This term, the highest court in the land has decided to weigh in on a case that’s about hats. That may sound innocuous, but what the Supreme Court decides in American Needle, Inc. v. NFL could dramatically change the playing field in professional sports business. In 2000, the NFL auctioned the exclusive rights to hat merchandise bearing the NFL logo and the logos of all its member teams to Reebok. American Needle, Inc. used to have similar rights, but found that the NFL was not renewing their license following the Reebok deal.

The company says deals that the NFL makes with companies like Reebok violate the Sherman Act, which limits monopolies and cartels. The NFL, however, is saying that they acted as a “single entity.” For the purposes of merchandising, the league isn’t a collection of team businesses coming together to drive out the competition and increase prices, but one buyer making a purchase.

If that sounds shaky, consider the special nature of a sports league. Teams compete with each other for things like TV time, players, and even fans, but in business terms teams and leagues tend to work together to sell their sport, coordinating their intellectual property.

American Needle ambitiously decided to take the NFL, Reebok, and the 32 team owners to court in 2004. The NFL won on each appeal, but American Needle persisted and eventually asked the U.S. Supreme Court to hear their case. Surprisingly, the NFL’s lawyers (and the NHL’s and the NBA’s) sent in briefs recommending that they do just that.

If the leagues and the team owners could get their status as a single entity confirmed by the highest court in the land, it would set a precedent that would give them legal grounds to do away with all sorts of competition that might hurt their profits.

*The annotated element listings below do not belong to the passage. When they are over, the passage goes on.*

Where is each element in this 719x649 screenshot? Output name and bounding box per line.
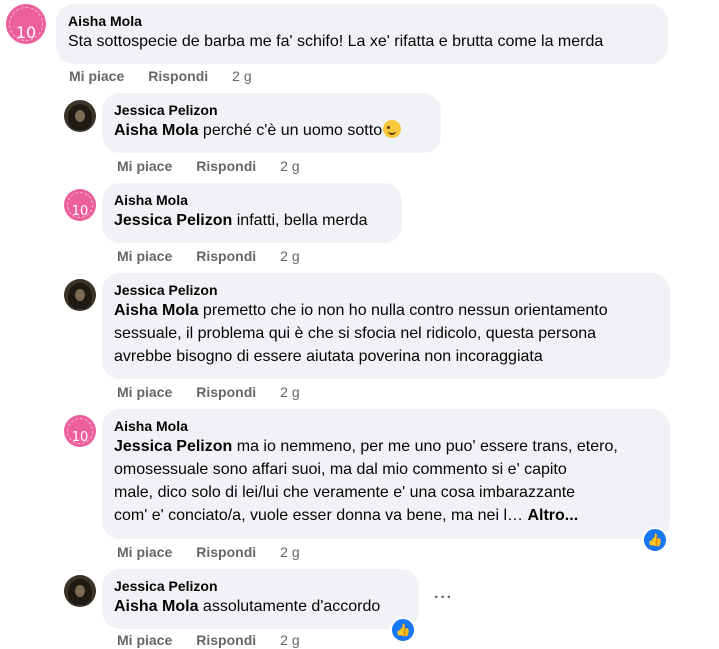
comment-actions: Mi piace Rispondi 2 g bbox=[117, 383, 300, 401]
avatar-text: 10 bbox=[71, 204, 89, 219]
comment-text: infatti, bella merda bbox=[236, 212, 368, 229]
comment-author[interactable]: Aisha Mola bbox=[114, 191, 390, 209]
comment-text: premetto che io non ho nulla contro ness… bbox=[202, 302, 608, 319]
like-button[interactable]: Mi piace bbox=[117, 632, 172, 648]
like-button[interactable]: Mi piace bbox=[117, 248, 172, 264]
comment-bubble: Aisha Mola Sta sottospecie de barba me f… bbox=[56, 4, 668, 64]
comment-time[interactable]: 2 g bbox=[280, 158, 299, 174]
comment-actions: Mi piace Rispondi 2 g bbox=[117, 631, 300, 649]
comment-text: ma io nemmeno, per me uno puo' essere tr… bbox=[236, 438, 618, 455]
mention-link[interactable]: Aisha Mola bbox=[114, 598, 198, 615]
comment-actions: Mi piace Rispondi 2 g bbox=[117, 247, 300, 265]
reply-button[interactable]: Rispondi bbox=[196, 384, 256, 400]
comment-text-line: com' e' conciato/a, vuole esser donna va… bbox=[114, 504, 658, 527]
comment-text: sessuale, il problema qui è che si sfoci… bbox=[114, 325, 597, 342]
comment-actions: Mi piace Rispondi 2 g bbox=[69, 67, 252, 85]
comment-author[interactable]: Aisha Mola bbox=[114, 417, 658, 435]
avatar-text: 10 bbox=[15, 23, 37, 42]
comment-author[interactable]: Jessica Pelizon bbox=[114, 281, 658, 299]
comment-text: assolutamente d'accordo bbox=[202, 598, 381, 615]
like-reaction-icon[interactable]: 👍 bbox=[642, 527, 668, 553]
comment-text-line: Aisha Mola assolutamente d'accordo bbox=[114, 595, 407, 618]
comment-text: perché c'è un uomo sotto bbox=[202, 122, 383, 139]
comment-text-line: Jessica Pelizon infatti, bella merda bbox=[114, 209, 390, 232]
more-options-icon[interactable]: ··· bbox=[434, 589, 453, 607]
like-button[interactable]: Mi piace bbox=[117, 384, 172, 400]
winking-face-icon bbox=[383, 120, 402, 138]
comment-time[interactable]: 2 g bbox=[280, 544, 299, 560]
comment-text: omosessuale sono affari suoi, ma dal mio… bbox=[114, 461, 567, 478]
avatar[interactable]: 10 bbox=[6, 4, 46, 44]
comment-actions: Mi piace Rispondi 2 g bbox=[117, 543, 300, 561]
comment-bubble: Jessica Pelizon Aisha Mola perché c'è un… bbox=[102, 93, 441, 153]
like-button[interactable]: Mi piace bbox=[117, 158, 172, 174]
avatar[interactable]: 10 bbox=[64, 189, 96, 221]
mention-link[interactable]: Aisha Mola bbox=[114, 302, 198, 319]
avatar-face bbox=[75, 289, 85, 301]
comment-text-line: Aisha Mola perché c'è un uomo sotto bbox=[114, 119, 429, 142]
mention-link[interactable]: Aisha Mola bbox=[114, 122, 198, 139]
comment-text-line: Jessica Pelizon ma io nemmeno, per me un… bbox=[114, 435, 658, 458]
comment-text-line: Aisha Mola premetto che io non ho nulla … bbox=[114, 299, 658, 322]
comment-time[interactable]: 2 g bbox=[280, 384, 299, 400]
like-button[interactable]: Mi piace bbox=[69, 68, 124, 84]
avatar[interactable] bbox=[64, 279, 96, 311]
comment-text: com' e' conciato/a, vuole esser donna va… bbox=[114, 507, 524, 524]
avatar-text: 10 bbox=[71, 430, 89, 445]
see-more-link[interactable]: Altro... bbox=[527, 507, 578, 524]
like-reaction-icon[interactable]: 👍 bbox=[390, 617, 416, 643]
reply-button[interactable]: Rispondi bbox=[196, 158, 256, 174]
comment-time[interactable]: 2 g bbox=[280, 248, 299, 264]
mention-link[interactable]: Jessica Pelizon bbox=[114, 212, 232, 229]
avatar[interactable] bbox=[64, 575, 96, 607]
comment-text: avrebbe bisogno di essere aiutata poveri… bbox=[114, 348, 543, 365]
comment-bubble: Aisha Mola Jessica Pelizon infatti, bell… bbox=[102, 183, 402, 243]
like-button[interactable]: Mi piace bbox=[117, 544, 172, 560]
comment-author[interactable]: Jessica Pelizon bbox=[114, 577, 407, 595]
comment-time[interactable]: 2 g bbox=[232, 68, 251, 84]
reply-button[interactable]: Rispondi bbox=[196, 544, 256, 560]
comment-bubble: Jessica Pelizon Aisha Mola assolutamente… bbox=[102, 569, 419, 629]
comment-author[interactable]: Aisha Mola bbox=[68, 12, 656, 30]
comment-author[interactable]: Jessica Pelizon bbox=[114, 101, 429, 119]
comment-time[interactable]: 2 g bbox=[280, 632, 299, 648]
mention-link[interactable]: Jessica Pelizon bbox=[114, 438, 232, 455]
reply-button[interactable]: Rispondi bbox=[196, 632, 256, 648]
avatar[interactable] bbox=[64, 100, 96, 132]
comment-text: male, dico solo di lei/lui che veramente… bbox=[114, 484, 576, 501]
reply-button[interactable]: Rispondi bbox=[148, 68, 208, 84]
reply-button[interactable]: Rispondi bbox=[196, 248, 256, 264]
comment-actions: Mi piace Rispondi 2 g bbox=[117, 157, 300, 175]
comment-text: Sta sottospecie de barba me fa' schifo! … bbox=[68, 33, 604, 50]
avatar-face bbox=[75, 585, 85, 597]
comment-bubble: Jessica Pelizon Aisha Mola premetto che … bbox=[102, 273, 670, 379]
avatar-face bbox=[75, 110, 85, 122]
avatar[interactable]: 10 bbox=[64, 415, 96, 447]
comment-bubble: Aisha Mola Jessica Pelizon ma io nemmeno… bbox=[102, 409, 670, 539]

Smelling a rat, the players’ and coaches’ associations of the major sports leagues have hired expensive lawyers with Supreme Court and anti-trust experience to support American Needle. Those unions would lose bargaining power if a single entity precedent is established. In a worst case scenario, salaries and free agency would drop precipitously, possibly resulting in strikes in the major sports leagues.

The NCAA and BCS get these kinds of anti-trust cases just as much, if not more, than the professional leagues; the NCAA for the restrictions they place on television markets, merchandise and player scholarships, and the BCS for their lucrative post-season bowl advertising market. A pro-NFL decision would halt future cases like these before they even start.

The Supreme Court is fairly conservative this term, and arguably pro-business. Obviously the leagues and team owners like their chances to codify their monopoly. This might give them the bigger short term profits that they seek, but it probably also means unhappier players, higher ticket and jersey prices for fans and a less enjoyable and accessible experience all around.